Император — страница 81 из 91

— Так что ж вы мне на худсоветах голову-то морочили? — взревел в тоске Полубес. — На тренингах проклятых! Книгу запрещали читать! Мол, нет там святой правды! Оказывается, правды нет и ниже! Кому же верить? Где истина? Где справедливость?

И тут же, не дожидаясь никакого ответа, с неожиданной прытью вскочил со стула. Коротким ударом, который в боксе именуется «крюком», заехал сидящему Шлягеру в скулу. Голова Шлягера откинулась вбок, к плечу. Чёрная такса, дремавшая под столом, рыча, вцепилась в щиколотку Полубеса. Тот стряхнул её, отпрыгнул на полшага, сгорбился, встал в стойку. Поднял локти, загородил толстое лицо кулаками в ожидании ответной атаки. Выставил вперёд прочный лоб, следил за реакцией противника. Пружинисто поднимал свою тушу на цыпочки, покачивался из стороны в сторону.

Шлягер же сидел на стуле, сутулился, бубнил горячо, невнятно, клоня нос к сложенным вместе ладоням. Затем поднял лицо, сказал глухо:

— Принимаю заушение твоё, Савёл. Со смирением.

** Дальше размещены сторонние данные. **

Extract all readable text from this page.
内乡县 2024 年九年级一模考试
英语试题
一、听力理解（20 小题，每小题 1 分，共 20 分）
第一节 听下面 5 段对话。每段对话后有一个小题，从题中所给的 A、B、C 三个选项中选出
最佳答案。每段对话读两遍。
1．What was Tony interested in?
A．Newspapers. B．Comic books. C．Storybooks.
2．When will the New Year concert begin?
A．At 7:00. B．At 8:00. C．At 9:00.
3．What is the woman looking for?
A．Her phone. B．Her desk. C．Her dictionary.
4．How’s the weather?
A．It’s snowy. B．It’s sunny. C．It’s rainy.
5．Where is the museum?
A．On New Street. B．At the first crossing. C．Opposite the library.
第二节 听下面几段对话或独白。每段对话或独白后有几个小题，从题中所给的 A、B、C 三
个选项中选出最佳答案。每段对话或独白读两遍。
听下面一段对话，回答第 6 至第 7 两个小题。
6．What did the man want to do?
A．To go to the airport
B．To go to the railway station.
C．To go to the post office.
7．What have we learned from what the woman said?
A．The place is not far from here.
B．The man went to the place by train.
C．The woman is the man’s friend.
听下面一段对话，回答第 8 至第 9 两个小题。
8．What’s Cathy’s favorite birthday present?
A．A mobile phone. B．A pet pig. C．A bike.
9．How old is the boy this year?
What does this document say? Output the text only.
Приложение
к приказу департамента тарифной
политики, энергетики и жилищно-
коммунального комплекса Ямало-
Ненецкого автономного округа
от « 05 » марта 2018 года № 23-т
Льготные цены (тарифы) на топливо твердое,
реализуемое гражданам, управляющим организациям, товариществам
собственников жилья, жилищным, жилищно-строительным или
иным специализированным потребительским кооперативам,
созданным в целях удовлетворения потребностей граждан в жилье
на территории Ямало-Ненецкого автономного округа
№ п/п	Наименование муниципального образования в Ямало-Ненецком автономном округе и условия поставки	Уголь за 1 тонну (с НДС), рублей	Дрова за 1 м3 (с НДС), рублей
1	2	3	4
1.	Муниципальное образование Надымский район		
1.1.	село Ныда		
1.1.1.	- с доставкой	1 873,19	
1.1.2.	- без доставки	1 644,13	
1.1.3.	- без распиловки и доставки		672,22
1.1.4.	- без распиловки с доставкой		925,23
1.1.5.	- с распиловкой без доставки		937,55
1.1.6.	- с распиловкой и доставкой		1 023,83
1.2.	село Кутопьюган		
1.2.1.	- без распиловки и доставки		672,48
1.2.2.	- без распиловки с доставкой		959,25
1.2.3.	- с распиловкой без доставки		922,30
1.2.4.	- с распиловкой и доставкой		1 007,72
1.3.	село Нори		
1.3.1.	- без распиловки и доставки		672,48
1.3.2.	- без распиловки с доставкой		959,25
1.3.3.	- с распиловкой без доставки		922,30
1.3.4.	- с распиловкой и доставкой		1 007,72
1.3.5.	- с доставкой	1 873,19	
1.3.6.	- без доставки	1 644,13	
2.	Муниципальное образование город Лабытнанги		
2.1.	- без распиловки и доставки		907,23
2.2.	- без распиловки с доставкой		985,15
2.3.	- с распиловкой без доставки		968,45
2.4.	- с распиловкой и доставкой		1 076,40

Полубес слушал настороженно, кулаков от лица не отнимал, прикрывался.

— Мотаюсь инде посреде волков. — Шлягер вздохнул. — Яко овечка.

Руки Полубеса стали опускаться.

— Доколе переть против рожна, Савёл? — возвысил голос Шлягер. — Должно искать иной путь! Куда идти, зависит от нашего с тобой произвола. «Утверждает Господь вся ниспадающия и восставляет вся низверженныя». Бубенцов смог! Ничтожный, слабосильный... А мы что же...

— Ну и где выход, Адольф? — отозвался Полубес, с недоверием, но и с некоторой надеждой поглядывая на Шлягера. — Где же выход? Весь мир лежит во зле. Покажи мне такую обитель!..

— Есть такая обитель! Близ древнего града Козельска! Гряди за мною.

И не промешкал Савёл Полубес. Видать, давно уже втайне про то же думал.

— Гряду, Адольф! — выдохнул Полубес. — Куда ж я без тебя?..

Опустил наконец кулаки, оплыл всей могучей тушею, обмяк.

Стало заметно, как за окнами «Кабачка на Таганке» бесновалась снежная мгла, ломилась в стёкла, металась, билась об углы и стены, выла.


Глава 15


Подлинная жизнь


1

Бубенцов не предполагал, что нашествие врагов последует так скоро. Квартиру опечатали. Опечатали, правда, не так, чтоб в неё совсем уж нельзя было проникнуть. Обнаружилась чуть повыше замка всего лишь несерьёзная на вид бумажка — с рваными краями, с синей печатью в виде черепа с костьми. Полоска была ещё влажной, клей не успел просохнуть. Ерошка отлепил мерзкую бумажонку, отомкнул дверь, вошёл. Сердце билось часто, тревожно, с подскоком. Переступая через порог, поневоле вжал голову в плечи, ожидая какого-нибудь умело подстроенного подвоха. Чего-то вроде грубой шутки, когда сверху обрушивается ведро воды или какая-нибудь швабра с треском валится на голову.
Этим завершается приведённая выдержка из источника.